Rajeev Sawhey, European president of leading Indian outsourcing provider HCL, claimed to be less aware of the supposed risk India posed as an offshore destination, suggesting that it is unlikely that the country’s outsourcing business will suffer from the terrorist incident.

“Business tends to bounce back after such events,” he said, pointing to the aftermath of the Delhi bombings, and the terrorist attacks in the US and the UK.

Adding weight to this argument is a new push by the UK government to promote Palestinian economic development by encouraging UK companies to offshore their services to the country. Some see this as a sign that the risk factor may not affect a firm’s offshore location decision any more than language and cost.

However, the Black Book group and Gartner agree that the risks associated with some outsourcing destinations will continue to have an influence on business decisions to outsource, particularly in times of uncertainty.

“Having the right balance between lower cost and higher risks, and lower risks and higher costs, will be critical in times of recession,” said Gartner’s Marriott.

The credit crunch

The extent to which risk affects a decision to outsource services to a given location is difficult to determine, and the picture is no clearer when it comes to the credit crunch.

Gartner pointed out that a number of countries have taken advantage of the low-cost outsourcing opportunities in countries such as Mexico, Poland and Vietnam, while a report from outsourcing firm TPI highlighted a slowdown in outsourcing in the last half of 2008.

These trends suggest that the recession is taking a different toll on the outsourcing market than had been expected. When news of an economic downturn first broke, outsourcing contracts were predicted to increase as firms sought to cut costs through automating IT processes and shipping large IT projects to cheaper destinations.

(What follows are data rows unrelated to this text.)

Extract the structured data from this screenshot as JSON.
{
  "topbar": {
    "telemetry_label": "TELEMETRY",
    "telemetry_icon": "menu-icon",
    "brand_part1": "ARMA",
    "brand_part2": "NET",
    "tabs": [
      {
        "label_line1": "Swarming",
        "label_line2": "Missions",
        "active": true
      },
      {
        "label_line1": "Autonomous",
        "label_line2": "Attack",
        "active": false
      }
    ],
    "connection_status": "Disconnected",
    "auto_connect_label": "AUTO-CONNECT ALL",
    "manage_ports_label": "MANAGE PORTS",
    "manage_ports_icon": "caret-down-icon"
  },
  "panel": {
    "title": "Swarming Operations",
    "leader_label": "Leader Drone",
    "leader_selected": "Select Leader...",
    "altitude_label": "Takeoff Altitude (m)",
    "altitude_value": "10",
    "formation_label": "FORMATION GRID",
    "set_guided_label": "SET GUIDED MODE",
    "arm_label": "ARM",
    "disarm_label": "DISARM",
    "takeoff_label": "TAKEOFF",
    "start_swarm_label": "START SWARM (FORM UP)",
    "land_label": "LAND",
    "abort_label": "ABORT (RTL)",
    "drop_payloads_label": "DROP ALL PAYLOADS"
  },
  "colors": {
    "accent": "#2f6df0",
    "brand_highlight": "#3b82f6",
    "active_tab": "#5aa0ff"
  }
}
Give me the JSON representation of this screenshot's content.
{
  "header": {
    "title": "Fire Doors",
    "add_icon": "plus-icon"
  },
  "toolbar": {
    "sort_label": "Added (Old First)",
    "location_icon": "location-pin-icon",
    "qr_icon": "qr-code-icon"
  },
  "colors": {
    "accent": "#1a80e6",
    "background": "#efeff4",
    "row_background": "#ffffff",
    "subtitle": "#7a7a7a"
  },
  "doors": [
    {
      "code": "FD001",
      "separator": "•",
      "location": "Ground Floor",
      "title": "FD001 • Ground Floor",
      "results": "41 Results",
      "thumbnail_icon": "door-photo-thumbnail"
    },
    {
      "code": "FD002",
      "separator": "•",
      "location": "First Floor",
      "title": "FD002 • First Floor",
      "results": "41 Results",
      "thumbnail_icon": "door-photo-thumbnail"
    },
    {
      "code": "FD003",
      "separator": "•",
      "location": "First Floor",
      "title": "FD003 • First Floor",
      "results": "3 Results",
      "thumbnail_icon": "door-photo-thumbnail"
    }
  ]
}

TPI’s third-quarter index for 2008 showed that only 128 contracts were signed in the period, amounting to a total of ?11.5bn (£10.8bn) and representing the weakest quarter for total outsourcing contract value in the past six years.

Only one ‘mega deal’ (defined as worth ?800m or more) was signed in the past quarter, compared to more than ?7bn in each of the past three quarters.

But even though businesses are obviously stalling when it comes to signing outsourcing contracts, many offshore providers argue that they have been relatively unaffected. Tata Consultancy Services, HCL and Satyam still report that recruitment processes remain unchanged.

Yet India’s Nasscom recently lowered its growth rate target for the IT industry from 30 per cent to 21-23 per cent, suggesting that the credit crunch has slowed India’s offshore market.

And while US sourcing and advisory firm Equaterra still projects growth in the outsourcing market as businesses look primarily to cut costs, the firm argues that this will be at a slower pace.

Equaterra has advised outsourcing buyers and sellers to take action to protect their businesses from currency fluctuations, which can have a negative impact on local currencies by creating instability in cost structures and profit margins.

“The seesawing value of the dollar will make calculating the true costs of offshoring more complicated, challenging buyers and service providers to plan longer-term pricing, cost and profitability levels,” said the Equaterra report.

The report also predicted that outsourcing buyers will shift away from project-based contract labour, in favour of longer-term and more formalised outsourcing relationships.

“By committing to longer-term and larger-scale deals, buyers can get better pricing from service providers, better levels of service and lock-in longer term cost savings strategies,” the report said.